Clement Mathieu (Gerard Jugnot) is an idealistic teacher who arrives at boys’ boarding school shortly after the second world war. He is immediately startled by the brutal methods that are employed by the fierce principal Rachin (Francois Berleand) to keep these troubled boys in check. But Mathieu sees some potential in his students; after hearing them sing he notices a couple of them possess good voices. Perhaps this former musician could shape them into a choir?

It is giving nothing away to say that The Chorus has a happy ending. Mathieu is following in the footsteps of Glenn Holland (Mr Holland’s Opus), Mr Chipping (Goodbye Mr Chips), John Keating (Dead Poet’s Society), Louanne Johnson (Dangerous Minds), Mark Thackeray (To Sir, With Love) and countless other inspirational movie teachers.
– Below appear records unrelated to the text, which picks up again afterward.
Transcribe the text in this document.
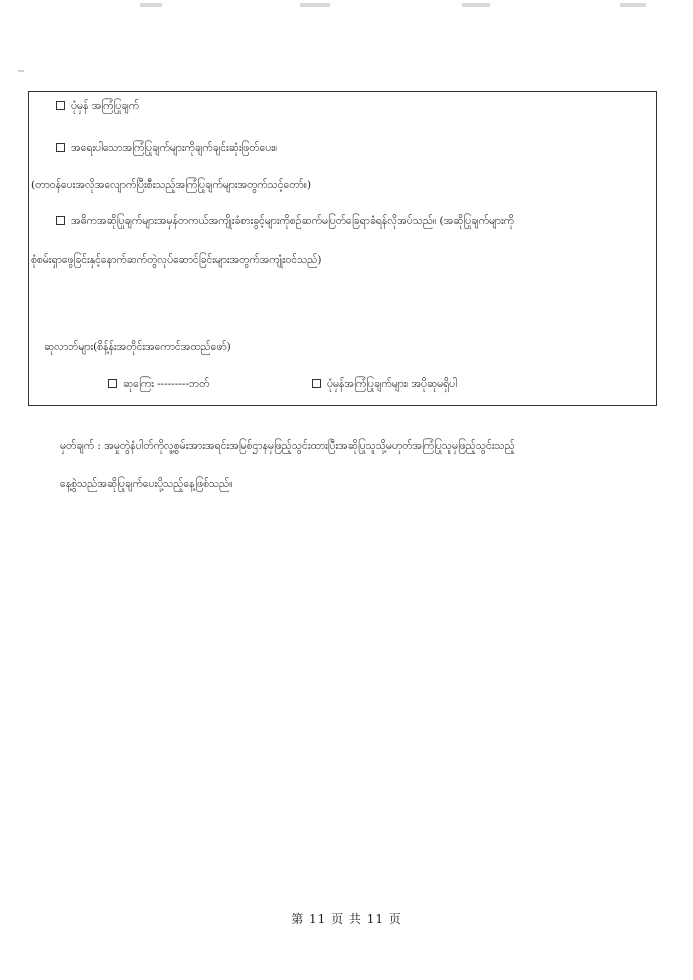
ပုံမှန် အကြံပြုချက်
အရေးပါသောအကြံပြုချက်များကိုချက်ချင်းဆုံးဖြတ်ပေး။
(တာဝန်ပေးအလိုအလျောက်ပြီးစီးသည့်အကြံပြုချက်များအတွက်သင့်တော်။)
အဓိကအဆိုပြုချက်များအမှန်တကယ်အကျိုးခံစားခွင့်များကိုစဉ်ဆက်မပြတ်ခြေရာခံရန်လိုအပ်သည်။ (အဆိုပြုချက်များကို
စုံစမ်းရှာဖွေခြင်းနှင့်နောက်ဆက်တွဲလုပ်ဆောင်ခြင်းများအတွက်အကျုံးဝင်သည်)
ဆုလာဘ်များ(စိန့်န်းအတိုင်းအကောင်အထည်ဖော်)
ဆုကြေး ---------ဘတ်	ပုံမှန်အကြံပြုချက်များ၊ အပိုဆုမရှိပါ
မှတ်ချက် : အမှုတွဲနံပါတ်ကိုလူ့စွမ်းအားအရင်းအမြစ်ဌာနမှဖြည့်သွင်းထားပြီးအဆိုပြုသူသို့မဟုတ်အကြံပြုသူမှဖြည့်သွင်းသည့်
နေ့စွဲသည်အဆိုပြုချက်ပေးပို့သည့်နေ့ဖြစ်သည်။
第 11 页 共 11 页
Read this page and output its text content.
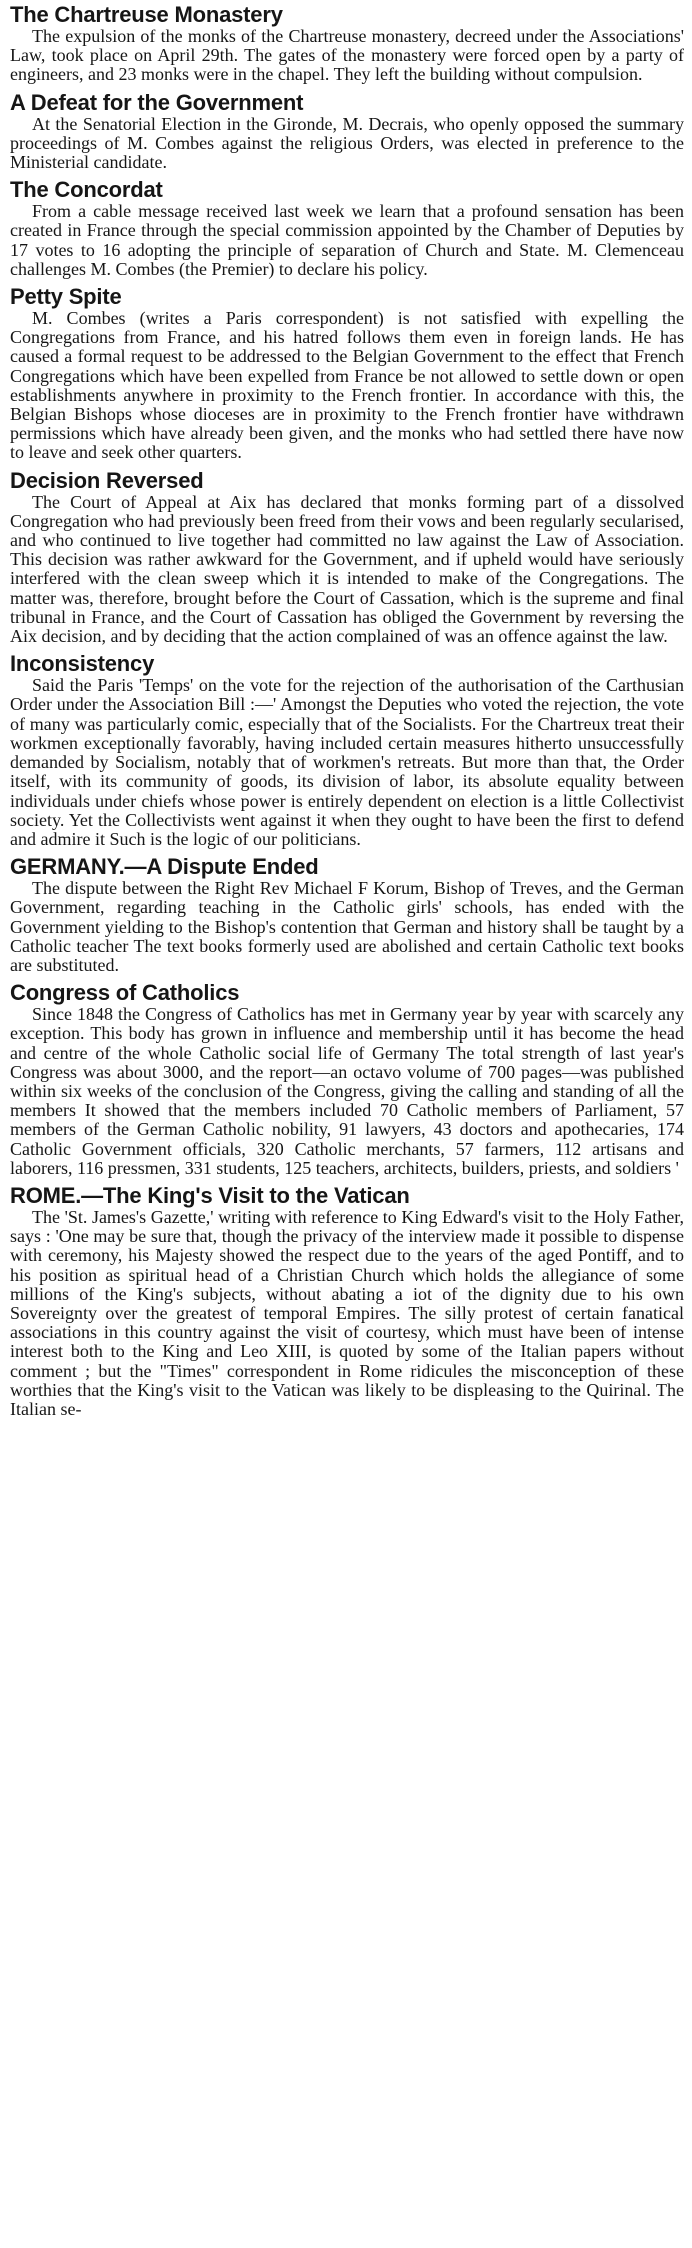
The Chartreuse Monastery

The expulsion of the monks of the Chartreuse monastery, decreed under the Associations' Law, took place on April 29th. The gates of the monastery were forced open by a party of engineers, and 23 monks were in the chapel. They left the building without compulsion.

A Defeat for the Government

At the Senatorial Election in the Gironde, M. Decrais, who openly opposed the summary proceedings of M. Combes against the religious Orders, was elected in preference to the Ministerial candidate.

The Concordat

From a cable message received last week we learn that a profound sensation has been created in France through the special commission appointed by the Chamber of Deputies by 17 votes to 16 adopting the principle of separation of Church and State. M. Clemenceau challenges M. Combes (the Premier) to declare his policy.

Petty Spite

M. Combes (writes a Paris correspondent) is not satisfied with expelling the Congregations from France, and his hatred follows them even in foreign lands. He has caused a formal request to be addressed to the Belgian Government to the effect that French Congregations which have been expelled from France be not allowed to settle down or open establishments anywhere in proximity to the French frontier. In accordance with this, the Belgian Bishops whose dioceses are in proximity to the French frontier have withdrawn permissions which have already been given, and the monks who had settled there have now to leave and seek other quarters.

Decision Reversed

The Court of Appeal at Aix has declared that monks forming part of a dissolved Congregation who had previously been freed from their vows and been regularly secularised, and who continued to live together had committed no law against the Law of Association. This decision was rather awkward for the Government, and if upheld would have seriously interfered with the clean sweep which it is intended to make of the Congregations. The matter was, therefore, brought before the Court of Cassation, which is the supreme and final tribunal in France, and the Court of Cassation has obliged the Government by reversing the Aix decision, and by deciding that the action complained of was an offence against the law.

Inconsistency

Said the Paris 'Temps' on the vote for the rejection of the authorisation of the Carthusian Order under the Association Bill :—' Amongst the Deputies who voted the rejection, the vote of many was particularly comic, especially that of the Socialists. For the Chartreux treat their workmen exceptionally favorably, having included certain measures hitherto unsuccessfully demanded by Socialism, notably that of workmen's retreats. But more than that, the Order itself, with its community of goods, its division of labor, its absolute equality between individuals under chiefs whose power is entirely dependent on election is a little Collectivist society. Yet the Collectivists went against it when they ought to have been the first to defend and admire it Such is the logic of our politicians.

GERMANY.—A Dispute Ended

The dispute between the Right Rev Michael F Korum, Bishop of Treves, and the German Government, regarding teaching in the Catholic girls' schools, has ended with the Government yielding to the Bishop's contention that German and history shall be taught by a Catholic teacher The text books formerly used are abolished and certain Catholic text books are substituted.

Congress of Catholics

Since 1848 the Congress of Catholics has met in Germany year by year with scarcely any exception. This body has grown in influence and membership until it has become the head and centre of the whole Catholic social life of Germany The total strength of last year's Congress was about 3000, and the report—an octavo volume of 700 pages—was published within six weeks of the conclusion of the Congress, giving the calling and standing of all the members It showed that the members included 70 Catholic members of Parliament, 57 members of the German Catholic nobility, 91 lawyers, 43 doctors and apothecaries, 174 Catholic Government officials, 320 Catholic merchants, 57 farmers, 112 artisans and laborers, 116 pressmen, 331 students, 125 teachers, architects, builders, priests, and soldiers '

ROME.—The King's Visit to the Vatican

The 'St. James's Gazette,' writing with reference to King Edward's visit to the Holy Father, says : 'One may be sure that, though the privacy of the interview made it possible to dispense with ceremony, his Majesty showed the respect due to the years of the aged Pontiff, and to his position as spiritual head of a Christian Church which holds the allegiance of some millions of the King's subjects, without abating a iot of the dignity due to his own Sovereignty over the greatest of temporal Empires. The silly protest of certain fanatical associations in this country against the visit of courtesy, which must have been of intense interest both to the King and Leo XIII, is quoted by some of the Italian papers without comment ; but the "Times" correspondent in Rome ridicules the misconception of these worthies that the King's visit to the Vatican was likely to be displeasing to the Quirinal. The Italian se-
All these characters enter a difficult environment filled with troubled youths and face great resistance at first, but soon their influence unlocks the students’ inner talents and has a profound effect on each of their lives. Done well, this kind of formula filmmaking can certainly be moving and thought-provoking but to do that a film must still attempt to add a little something of their own to that formula. It’s here that The Chorus fails.

First off, let's discuss the things that The Chorus gets right. In the lead role Gerard Jugnot is hugely impressive as the well-meaning Mathieu, giving a humane and completely believable performance. He seems to have a genuinely good relationship with the kids and the rest of the adult cast manage to give strong displays too; especially Berleand, who makes the best of a one-dimensional role. The children themselves are well cast, with Jean-Baptiste Maunier proving to be the real standout as Mathieu’s star pupil. The whole thing is nicely shot by Dominique Gentil and Carlo Varini, and there is a definite, if sickeningly manipulative, emotional pull in the final stages of the film.
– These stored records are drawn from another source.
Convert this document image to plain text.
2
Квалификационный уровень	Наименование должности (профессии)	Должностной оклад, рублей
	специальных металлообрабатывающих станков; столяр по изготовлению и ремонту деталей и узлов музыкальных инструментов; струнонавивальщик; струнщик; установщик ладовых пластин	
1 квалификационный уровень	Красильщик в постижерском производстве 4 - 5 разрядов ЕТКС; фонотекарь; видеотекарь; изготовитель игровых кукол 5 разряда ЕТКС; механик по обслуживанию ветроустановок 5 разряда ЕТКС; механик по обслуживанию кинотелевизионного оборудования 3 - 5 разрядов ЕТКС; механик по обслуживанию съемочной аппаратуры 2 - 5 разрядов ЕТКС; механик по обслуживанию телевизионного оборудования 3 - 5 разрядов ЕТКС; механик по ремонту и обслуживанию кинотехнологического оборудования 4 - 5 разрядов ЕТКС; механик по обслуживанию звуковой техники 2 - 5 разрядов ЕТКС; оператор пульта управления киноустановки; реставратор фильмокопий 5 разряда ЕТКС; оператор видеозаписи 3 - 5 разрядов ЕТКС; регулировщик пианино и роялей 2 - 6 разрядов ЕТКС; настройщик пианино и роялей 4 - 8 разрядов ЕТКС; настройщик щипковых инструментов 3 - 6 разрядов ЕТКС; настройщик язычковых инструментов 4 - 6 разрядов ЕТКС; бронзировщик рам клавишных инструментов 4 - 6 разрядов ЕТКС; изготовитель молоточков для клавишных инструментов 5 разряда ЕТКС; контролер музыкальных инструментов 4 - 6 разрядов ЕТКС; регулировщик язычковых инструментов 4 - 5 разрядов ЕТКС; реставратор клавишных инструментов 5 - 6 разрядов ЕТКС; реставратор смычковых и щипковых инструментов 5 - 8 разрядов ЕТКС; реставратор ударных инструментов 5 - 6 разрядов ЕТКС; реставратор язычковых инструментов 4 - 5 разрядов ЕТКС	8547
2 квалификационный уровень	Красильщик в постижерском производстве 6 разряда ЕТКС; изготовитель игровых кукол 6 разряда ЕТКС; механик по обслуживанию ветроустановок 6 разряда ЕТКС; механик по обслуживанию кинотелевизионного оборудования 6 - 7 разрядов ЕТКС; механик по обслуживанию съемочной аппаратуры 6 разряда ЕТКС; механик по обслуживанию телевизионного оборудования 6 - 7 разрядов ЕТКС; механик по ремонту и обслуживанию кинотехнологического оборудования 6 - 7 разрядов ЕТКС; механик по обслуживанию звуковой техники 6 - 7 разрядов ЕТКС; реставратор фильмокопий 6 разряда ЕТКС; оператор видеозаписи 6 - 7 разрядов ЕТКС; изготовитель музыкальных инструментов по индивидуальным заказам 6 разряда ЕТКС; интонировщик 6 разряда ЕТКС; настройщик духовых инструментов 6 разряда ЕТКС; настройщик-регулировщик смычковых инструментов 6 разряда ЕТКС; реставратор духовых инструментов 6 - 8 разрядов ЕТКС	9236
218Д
But all this is to the service of a depressingly conventional, clumsy, shallow screenplay which simply has nothing new to say. The film begins with one Mathieu’s former students (Jaques Perrin), who is now the world’s greatest conductor (a series of magazine covers bluntly reinforce the point), returning home for his mother’s funeral. Here he meets one of his fellow classmates, who has bought Mathieu’s old diary along, and the pair start to reminisce the whole story. The plot then crawls from predictable storyline A to predictable storyline B without a single surprise along the way.

The direction, from first-timer Christophe Barratier, is heavy-handed and bland and the film fails to make the most of its setting. Other than a couple of occasions, when reference is made to children losing parents under Nazi occupation, there is no sign that this film is set in a country which was ravaged by war only four years previously, and where collaboration was still a major issue. The Chorus could be taking place in any country, at any time, and no attempt is made to place this simple-minded film in any kind of historical context.

The most depressing aspect of The Chorus is the notion that this simplistic, corny film has been made so obviously with the American audience in mind. The filmmakers have attempted to make it as palatable as possible to a public which normally wouldn’t dream of seeing a foreign-language film, and it has proved predictably successful. Shockingly, the French even selected it as their official entry for the Academy Awards, ahead of immeasurably superior fare (such as Cedric Kahn’s Red Lights, Agnes Jaoui’s Look at Me or Francois Ozon's magnificent 5x2), and it ended up as one of the five nominees for Best Foreign Language film. Clearly, they knew the audience they were aiming for.

There is one thing which prevents The Chorus from being a complete write-off, and that is the uplifting score provided by the boys themselves. It will stay with you long after the pre-programmed, dishonest sentimentality of the rest of the film has been forgotten.